Fiddlers Hamlet takes its name from the Merry Fiddlers Inn, and has been a settlement since at least the 17th century. It was previously in the parish of Theydon Garnon. Fiddlers Hamlet was part of the Epping Union, poor relief provision set up under the Poor Law Amendment Act 1834. In the 19th century the hamlet was seen as within the identifiable Coopersale northern district of Theydon Garnon parish, which itself had become a separate ecclesiastical parish in 1852 as part of the rural deanery of Chigwell. In 1896, the north-western parts of Theydon Garnon parish, including Fiddlers Hamlet, Coopersale Street, and Coopersale, were transferred the newly-created Epping Urban District.
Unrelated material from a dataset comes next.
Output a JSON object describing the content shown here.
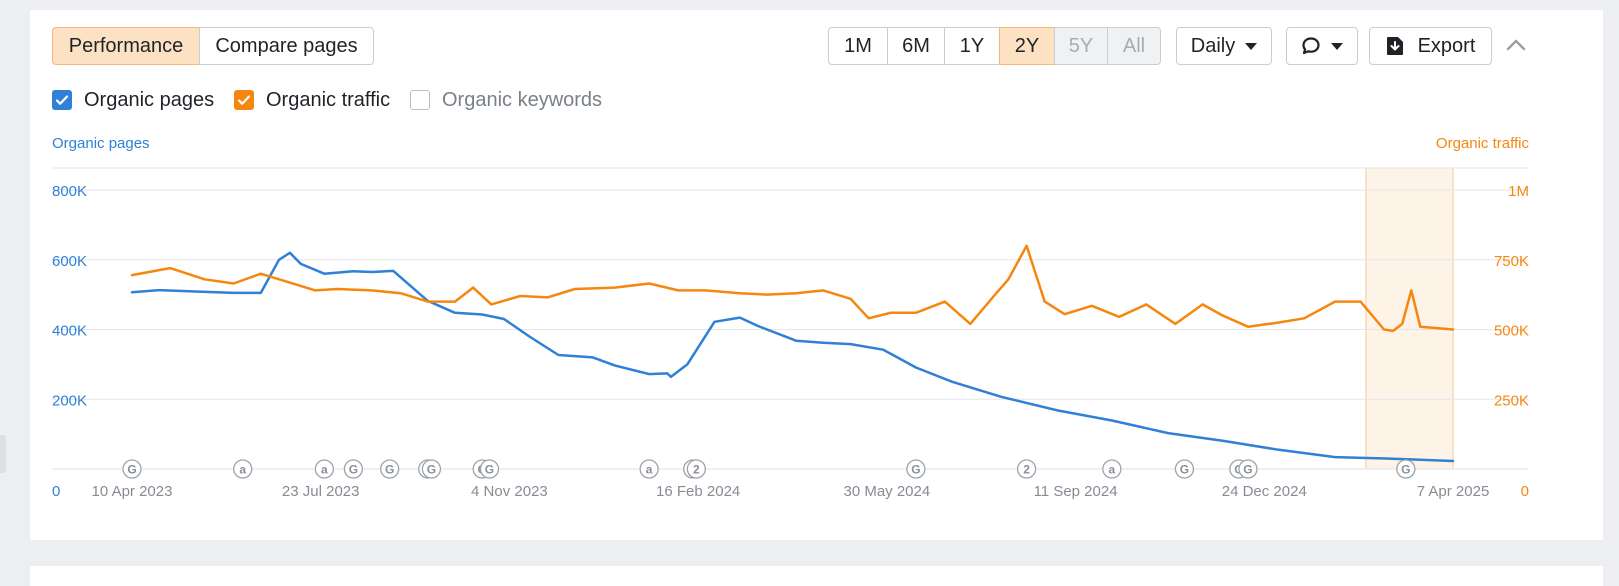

The local school is Coopersale and Theydon Garnon Church of England Primary School in Coopersale. The previous school at Fiddlers Hamlet was that for Theydon Garnon parish; the old school house still exists. The Merry Fiddlers public house is at the centre of the hamlet, and is listed as the Merry Fiddlers in 19th- and early 20th-century trade directories, and as being the location of the hamlet post box. In the late 19th century, letters to the hamlet were delivered from Epping by foot.

There are six Grade II listed buildings in Fiddlers Hamlet. Masons Bridge Farmhouse is at the south of the hamlet below the Merry Fiddlers, and is a timber-framed, jettied and pargetted building dating probably to the 15th century. Ancillary buildings to the farmhouse are a timber-framed and weatherboarded outbuilding dating to the 17th or 18th century, and a 17th-century timber-framed barn which is partly plastered and partly weatherboarded. On Home Farm at the north of the hamlet on Coopersale Street road are three listed farm buildings: a timber-framed and weatherboarded barn with a half-hipped tiled roof which dates to the mid-16th-century; an early 19th-century timber-framed and weatherboarded granary; and a courtyard farm building dating to the 16th century, of previously indeterminate use, timber-framed and weatherboarded, with a hipped roof.

A now nonexistent timber-framed house called Gardners, recorded extant in 1956 and .75 miles south-west from the hamlet, part dated to the 15th century, with a 16th-century roof, a 17th-century staircase and 16th-century panelling.